The letter didn’t surprise me since he didn’t market action-adventure. He’d been up front about it. I decided to send a note thanking him for his time. After all – he read four frikkin hundred pages of my blabbing. I offered to take him to lunch next time I was in New York. I get a call. He’d love that. I book a flight. I meet him. We go to lunch.

I’m eating really good chicken pot pie when I start to get the feeling that something’s not quite right. He’s telling me that Lust for Danger would make a good movie. But something is not adding up. So I say “What’d you think about that part where Special Agent Night falls into the quicksand?” He replies, “That was scary!” I slam my fist down on the table and blurt, “You jerk! You didn’t even read my book!”

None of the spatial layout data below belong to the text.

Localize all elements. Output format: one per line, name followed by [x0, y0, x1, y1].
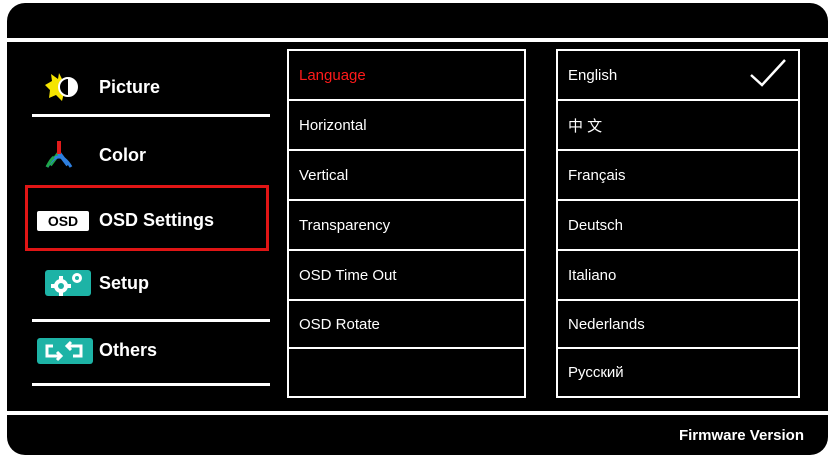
menu-item-label: Setup — [99, 272, 150, 293]
menu-item-label: Others — [99, 339, 158, 360]
language-option-english[interactable]: English — [558, 51, 798, 101]
menu-item-color[interactable]: Color — [23, 130, 273, 180]
settings-item-osd-rotate[interactable]: OSD Rotate — [289, 301, 524, 349]
menu-divider — [32, 114, 270, 117]
settings-item-label: Transparency — [299, 216, 391, 234]
osd-badge-text: OSD — [47, 213, 79, 229]
language-label: English — [568, 66, 618, 84]
menu-item-picture[interactable]: Picture — [23, 62, 273, 112]
firmware-version-label: Firmware Version — [678, 427, 804, 444]
language-option-german[interactable]: Deutsch — [558, 201, 798, 251]
language-option-russian[interactable]: Русский — [558, 349, 798, 396]
language-label: 中 文 — [568, 117, 603, 135]
osd-menu: Picture Color OSD OSD Settings Setup Oth… — [7, 3, 828, 455]
menu-item-others[interactable]: Others — [23, 325, 273, 375]
menu-divider — [32, 383, 270, 386]
settings-item-label: Language — [299, 66, 366, 84]
language-list: English 中 文 Français Deutsch Italiano Ne… — [556, 49, 800, 398]
settings-item-vertical[interactable]: Vertical — [289, 151, 524, 201]
settings-item-empty — [289, 349, 524, 396]
language-option-french[interactable]: Français — [558, 151, 798, 201]
language-option-chinese[interactable]: 中 文 — [558, 101, 798, 151]
menu-item-label: OSD Settings — [99, 209, 215, 230]
gears-icon — [23, 265, 93, 301]
menu-divider — [32, 319, 270, 322]
loop-arrows-icon — [23, 332, 93, 368]
bottom-divider — [7, 411, 828, 415]
language-label: Italiano — [568, 266, 617, 284]
menu-item-label: Picture — [99, 76, 161, 97]
settings-item-horizontal[interactable]: Horizontal — [289, 101, 524, 151]
language-label: Deutsch — [568, 216, 624, 234]
menu-item-setup[interactable]: Setup — [23, 258, 273, 308]
menu-item-label: Color — [99, 144, 146, 165]
settings-item-label: OSD Time Out — [299, 266, 397, 284]
sun-contrast-icon — [23, 69, 93, 105]
language-label: Nederlands — [568, 315, 645, 333]
settings-item-language[interactable]: Language — [289, 51, 524, 101]
language-label: Français — [568, 166, 626, 184]
checkmark-icon — [748, 57, 788, 93]
settings-item-label: Vertical — [299, 166, 349, 184]
rgb-color-icon — [23, 137, 93, 173]
settings-item-transparency[interactable]: Transparency — [289, 201, 524, 251]
language-option-dutch[interactable]: Nederlands — [558, 301, 798, 349]
top-divider — [7, 38, 828, 42]
language-label: Русский — [568, 364, 624, 381]
language-option-italian[interactable]: Italiano — [558, 251, 798, 301]
osd-badge-icon: OSD — [23, 202, 93, 238]
menu-item-osd-settings[interactable]: OSD OSD Settings — [23, 195, 273, 245]
settings-item-label: OSD Rotate — [299, 315, 380, 333]
settings-item-osd-time-out[interactable]: OSD Time Out — [289, 251, 524, 301]
settings-item-label: Horizontal — [299, 116, 367, 134]
settings-list: Language Horizontal Vertical Transparenc… — [287, 49, 526, 398]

It was true. He hadn’t read it. Not any of it. There was never any quicksand in the book. Ever. I was angry as hell. The cost of printing and shipping the manuscript, the flight… I couldn’t believe this dude had lied about reading the book and was LETTING me take him to lunch. He was shocked that I had figured it out. Doy, I write spy novels!

Bob was so mortified that he paid for lunch. We went back to his office and he gave me a contract. He promised to read every word of my manuscript.  He paid for my taxi to the airport. He apologized profusely. It was all surreal. I remember sitting in the airplane, looking out through the porthole at the glittering city and thinking that right at that moment, the city belonged to me. It reminded me of the lyrics from Angel of Harlem by U2.

Once home, I had a lawyer look at the contract. I signed it. I waited. Bob got through the manuscript pretty quickly. He wanted changes. More suspense here. Beef that scene up there. I did it. He pimped it to movie houses. Quite a few were interested, but he never really pursued them. At the time, I was too in awe of the situation to realize I should have asked him to get more particulars from them – what would it take to make that Movie of the Week deal happen? But I figured he knew what he was doing.

He hooked me up with a screenwriter. She helped me with rewrites in exchange for first right of refusal on the screenplay. I learned a lot from her. When we were done, we thought we had a pretty good product. But Bob told us now it needed a book doctor. What?

A couple of years dragged by. I realized that Bob wasn’t going to sell my book. He definitely had the connections, but it just wasn’t going to happen. So, I fired him.

Moral of the story? Never lie to a spy novelist over chicken pot pie. The End.